Les sénateurs indépendants du chef de l’État Par Silvère Hicuburundi

2009-06-12

(Syfia Grands Lacs/Burundi) Le Sénat burundais n’hésite pas à refuser des candidats à de hauts postes, même présentés par le chef de l’État, s’ils ont failli à leurs missions dans le passé. Sauf lorsque les intérêts du pays, en particulier la paix, sont en jeu.

Le général de brigade Juvénal Niyoyunguruza est tombé des nues, le 16 avril dernier, en apprenant que le Sénat lui avait radicalement refusé son ultime aval pour accéder au poste de chef d’État-major général adjoint de l’armée burundaise. Il avait pourtant été proposé par le président de la République dont, généralement, la volonté est un ordre. Mais ce jour là, les sénateurs se sont mis en travers de son chemin vers le sommet. "Son dossier indique qu’en 1993, cet officier commandait le bataillon dont est issu celui qui a assassiné l’ancien président de la République, Melchior Ndadaye. Comme il n’a rien fait pour le sauver, ce serait indélicat de lui confier toute une armée", explique, sous le sceau de l’anonymat, un sénateur après un vote à huis clos.

L’infortuné est amer. Mais il partage ses déboires avec deux autres candidats malheureux, Kalenga Ramadhani et Réverien Ndikuriyo. Ancien ministre de la Communication et porte-parole du gouvernement, le premier a raté une ambassade en raison d’un écart de langage, devant un parterre de diplomates à Bujumbura, à propos de la vente encore controversée d’un jet présidentiel (Falcon 50) en juillet 2006. Le second, lui, ne sera pas gouverneur de Makamba (province du sud du pays) pour avoir, quand il dirigeait la même circonscription en 2007, couvert les activités d’une association de microfinance (Idc) qui a grugé la population avant de mettre la clé sous la porte. Bien d’autres nominations à des postes importants ont déjà été annulées par le Sénat, élu en 2005.

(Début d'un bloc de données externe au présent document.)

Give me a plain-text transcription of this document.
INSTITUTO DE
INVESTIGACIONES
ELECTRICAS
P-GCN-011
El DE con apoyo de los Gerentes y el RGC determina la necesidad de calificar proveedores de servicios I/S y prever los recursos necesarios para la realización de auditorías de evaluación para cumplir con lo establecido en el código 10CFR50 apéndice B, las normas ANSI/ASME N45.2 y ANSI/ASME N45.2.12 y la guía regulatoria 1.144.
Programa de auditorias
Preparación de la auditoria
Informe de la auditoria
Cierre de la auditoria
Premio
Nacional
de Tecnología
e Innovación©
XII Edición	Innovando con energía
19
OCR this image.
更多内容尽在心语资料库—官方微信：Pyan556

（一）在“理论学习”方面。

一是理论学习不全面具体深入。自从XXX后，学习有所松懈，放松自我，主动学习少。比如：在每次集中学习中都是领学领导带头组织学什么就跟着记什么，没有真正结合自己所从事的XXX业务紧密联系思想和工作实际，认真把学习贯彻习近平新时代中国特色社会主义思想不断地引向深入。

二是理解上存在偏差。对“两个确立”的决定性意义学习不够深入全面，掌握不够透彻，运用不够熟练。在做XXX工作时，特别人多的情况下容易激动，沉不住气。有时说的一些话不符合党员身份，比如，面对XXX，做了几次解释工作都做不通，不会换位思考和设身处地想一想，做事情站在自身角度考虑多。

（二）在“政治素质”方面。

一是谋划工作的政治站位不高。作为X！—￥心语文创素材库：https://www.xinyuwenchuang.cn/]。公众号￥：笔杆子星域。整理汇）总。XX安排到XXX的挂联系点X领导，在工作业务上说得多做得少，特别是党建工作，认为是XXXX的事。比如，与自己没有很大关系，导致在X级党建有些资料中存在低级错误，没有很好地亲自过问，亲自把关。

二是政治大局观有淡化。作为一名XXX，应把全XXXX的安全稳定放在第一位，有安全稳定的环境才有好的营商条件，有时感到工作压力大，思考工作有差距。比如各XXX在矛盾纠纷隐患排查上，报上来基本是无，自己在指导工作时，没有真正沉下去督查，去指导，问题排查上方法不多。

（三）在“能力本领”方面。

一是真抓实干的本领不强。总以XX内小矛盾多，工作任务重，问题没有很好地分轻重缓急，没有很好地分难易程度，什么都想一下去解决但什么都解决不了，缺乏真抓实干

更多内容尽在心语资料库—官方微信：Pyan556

Vigilance citoyenne exemplaire

En s’opposant à la volonté du président de la République, les sénateurs, dont une bonne frange du parti présidentiel, prouvent leur indépendance et font montre d’un inhabituel esprit de vigilance citoyenne au Burundi. "C’est un honneur pour nos sénateurs et cette pratique devrait être encouragée, afin que chaque responsable sache qu’il est constamment regardé et qu’il sera jugé sur ses actes", observe Athanase Miburo, retraité. Les sénateurs se disent engagés à veiller à la promotion de "l’homme qu’il faut à la place qu’il faut". Un rôle que leur donne d’ailleurs la Constitution.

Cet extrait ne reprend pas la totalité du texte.